Belfast Telegraph

Warning over lack of office space

Dwindling availability of prime office space in Belfast could undermine efforts to attract multinational corporations to set up in Northern Ireland, a report has warned.

With hardly any new construction in recent years, only 5% of top grade existing office floorspace in the city is available for rent, according to the latest study of the region's commercial property sector.

With demand having stabilised after the economic downturn and now poised to grow, the research by commercial property agent Lisney Belfast predicted a "pinch point" if the issue of supply is not addressed.

It said the problem threatened to "affect the attractiveness of Northern Ireland as a whole" to large corporations from outside Northern Ireland.

Declan Flynn, managing director at Lisney Belfast, suggested the Stormont Executive may need to intervene to help stimulate development.

"We previously voiced our concerns with regard to the potential lack of supply of Grade A office space and the effect that this will have on our wider economy should Northern Ireland become unable to provide suitable accommodation for multi-nationals," he said.
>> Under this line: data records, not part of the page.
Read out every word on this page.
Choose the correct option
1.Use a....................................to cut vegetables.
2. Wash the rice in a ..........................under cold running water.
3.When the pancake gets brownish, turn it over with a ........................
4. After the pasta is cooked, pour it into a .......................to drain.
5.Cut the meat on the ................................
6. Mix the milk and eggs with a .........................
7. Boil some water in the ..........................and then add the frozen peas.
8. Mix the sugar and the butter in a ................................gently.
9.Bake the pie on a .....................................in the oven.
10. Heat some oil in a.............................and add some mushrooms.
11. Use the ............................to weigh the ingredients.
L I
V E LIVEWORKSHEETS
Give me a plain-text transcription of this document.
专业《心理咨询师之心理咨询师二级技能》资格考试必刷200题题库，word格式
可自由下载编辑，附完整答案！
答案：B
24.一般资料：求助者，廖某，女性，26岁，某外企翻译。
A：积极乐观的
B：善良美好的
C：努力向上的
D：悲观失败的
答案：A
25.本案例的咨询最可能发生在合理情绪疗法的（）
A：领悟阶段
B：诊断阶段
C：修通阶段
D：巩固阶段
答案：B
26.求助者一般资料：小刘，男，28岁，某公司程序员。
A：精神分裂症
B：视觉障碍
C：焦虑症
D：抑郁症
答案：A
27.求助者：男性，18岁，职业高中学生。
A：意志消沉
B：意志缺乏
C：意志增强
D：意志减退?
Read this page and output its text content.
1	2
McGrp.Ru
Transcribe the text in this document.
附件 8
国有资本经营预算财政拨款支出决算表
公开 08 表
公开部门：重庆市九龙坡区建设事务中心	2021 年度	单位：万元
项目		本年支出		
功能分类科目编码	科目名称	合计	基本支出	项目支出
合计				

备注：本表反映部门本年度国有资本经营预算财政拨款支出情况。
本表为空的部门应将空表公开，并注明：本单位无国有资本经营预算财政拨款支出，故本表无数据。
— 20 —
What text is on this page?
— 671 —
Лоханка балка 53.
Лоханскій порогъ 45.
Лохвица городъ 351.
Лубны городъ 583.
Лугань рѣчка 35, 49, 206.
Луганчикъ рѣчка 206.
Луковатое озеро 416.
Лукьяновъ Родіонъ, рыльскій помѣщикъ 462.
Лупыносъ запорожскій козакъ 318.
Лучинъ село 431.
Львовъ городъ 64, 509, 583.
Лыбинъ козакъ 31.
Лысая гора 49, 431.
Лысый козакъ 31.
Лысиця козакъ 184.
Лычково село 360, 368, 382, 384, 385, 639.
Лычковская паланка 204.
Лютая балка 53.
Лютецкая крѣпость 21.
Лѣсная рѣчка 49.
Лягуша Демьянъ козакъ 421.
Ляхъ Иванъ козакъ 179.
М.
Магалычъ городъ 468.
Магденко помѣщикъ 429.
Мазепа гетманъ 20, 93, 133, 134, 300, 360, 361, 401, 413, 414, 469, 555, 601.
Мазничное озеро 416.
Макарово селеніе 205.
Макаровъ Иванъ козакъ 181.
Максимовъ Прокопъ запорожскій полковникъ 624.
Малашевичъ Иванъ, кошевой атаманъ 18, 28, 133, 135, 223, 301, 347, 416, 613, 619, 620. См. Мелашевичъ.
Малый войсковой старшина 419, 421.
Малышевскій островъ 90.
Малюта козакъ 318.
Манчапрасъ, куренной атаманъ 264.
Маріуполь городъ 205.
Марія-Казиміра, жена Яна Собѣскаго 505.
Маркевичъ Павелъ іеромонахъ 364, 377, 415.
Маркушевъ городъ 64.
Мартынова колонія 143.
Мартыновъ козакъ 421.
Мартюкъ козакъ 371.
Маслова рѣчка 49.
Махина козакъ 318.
"Our concerns are now a reality with vacancy levels of 5% and falling.

"Lack of finance in general and specifically development finance is still an issue and there may be a need for Stormont to intervene in the market to help bring forward the office development pipeline to enhance their stated job creation aims.

"The demand for new Grade A office space is evident but without the appropriate supply in place to meet this demand, we will undoubtedly see competition for the space that does remain resulting in increased rents within the sector."

Looking at the commercial sector as a whole, the report found that investment volumes have increased sixfold in the last two years.

The total of assets sold, under offer or brought to market in 2013 sits at more than £150 million - with the figure in 2011 around £25 million.

Mr Flynn said the fundamentals for a sustainable recovery in the market were in place.

While the report, now in its third year, noted continuing problems with empty retail units, it said the closure rate had stabilised.

Around one in five shops across the region remain empty and while many towns continued to see more closed signs go up in 2013, a number of places experienced partial high street recoveries, among them Enniskillen, Coleraine and Londonderry.